The DeKalb County ordinance allows that, where an animal is not on the premises of the owner, the animal may be confined in a vehicle, confined in some other secure enclosure, or muzzled by any means, in addition to the choices of being in "attendance" by the owner or on a leash. The legislature specifically provided in O.C.G.A. § 51-2-7 that an ordinance may substitute for proof of vicious propensity where it provides that the animal was required to be restrained at the time of the incident by one of only two methods: 1) at heel, or 2) on a leash. Therefore, the DeKalb County ordinance is more broad that the type of ordinance mentioned by the legislature in O.C.G.A. § 51-2-7.
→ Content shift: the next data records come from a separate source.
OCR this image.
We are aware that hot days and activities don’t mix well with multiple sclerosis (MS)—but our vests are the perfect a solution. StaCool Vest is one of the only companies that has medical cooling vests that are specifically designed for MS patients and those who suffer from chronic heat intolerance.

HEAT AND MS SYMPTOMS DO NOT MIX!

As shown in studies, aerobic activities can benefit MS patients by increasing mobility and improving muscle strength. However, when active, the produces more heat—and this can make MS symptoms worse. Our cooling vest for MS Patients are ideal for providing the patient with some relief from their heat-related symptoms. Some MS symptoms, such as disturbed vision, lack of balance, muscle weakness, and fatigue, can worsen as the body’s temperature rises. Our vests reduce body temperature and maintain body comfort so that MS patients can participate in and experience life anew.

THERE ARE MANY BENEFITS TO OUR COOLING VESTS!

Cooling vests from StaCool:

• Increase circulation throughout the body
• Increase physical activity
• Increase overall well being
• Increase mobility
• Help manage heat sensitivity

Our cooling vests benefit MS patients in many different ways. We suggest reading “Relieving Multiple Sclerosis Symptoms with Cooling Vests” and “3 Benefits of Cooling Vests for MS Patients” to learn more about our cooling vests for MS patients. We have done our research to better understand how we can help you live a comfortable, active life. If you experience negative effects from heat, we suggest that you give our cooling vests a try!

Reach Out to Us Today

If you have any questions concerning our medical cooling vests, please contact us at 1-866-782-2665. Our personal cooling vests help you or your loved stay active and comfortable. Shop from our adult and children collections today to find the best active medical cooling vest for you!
Additionally, the DeKalb County ordinance does not require that an animal be kept "at heel," like the type of statute mentioned by the legislature in O.C.G.A. § 51-2-7, but the ordinance only requires that an animal be "attended by its owner." DeKalb County Code, § 5-11 (c)(1), supra."At heel" is clearly a more restrictive requirement than "attended." Webster's Dictionary defines "at heel" as "Directly following in time or space." (Emphasis added) Webster's II New Riverside Desk Dictionary 196 (Home and Office ed., Houghton Mifflin Co.) (1988). However, Webster's defines "attend" as "to be present."Id. at 28. Therefore, the DeKalb County Code, providing that an animal merely must be "attended by its owner," allows a dog owner to merely be in the presence of his or her animal when the animal is off of the owner's property. This is a more lenient guideline than a requirement that an animal be kept "at heel," which would indicate that the owner must be in extremely close in proximity to the animal. Therefore, the DeKalb County animal restraint ordinance is a broader and more lenient type of ordinance than the type envisioned by the legislature to substitute for evidence of an animal's vicious propensity.

In Evans-Watson v. Reese, supra, the plaintiff was injured when she fell as she was being chased by the defendant's dog that was, like in the present case, off the premises of its owner. Regarding DeKalb County Code § 5-11, the Reese Court stated:

"We note that the ordinance does not limit the requirement to "at heel" or on leash but allows also other devices or confinement. Since it is broader, it does not appear to be the type of ordinance specifically designated by the legislature to constitute a substitute for proof of vicious propensity." Id. at 294.

Therefore, if the evidence shows that the dog was not properly restrained at the time of the incident in accordance with a local law, all hope is not lost for a defendant if the local law allows for less restrictive means of animal confinement than only the requirements of at heel or on a leash.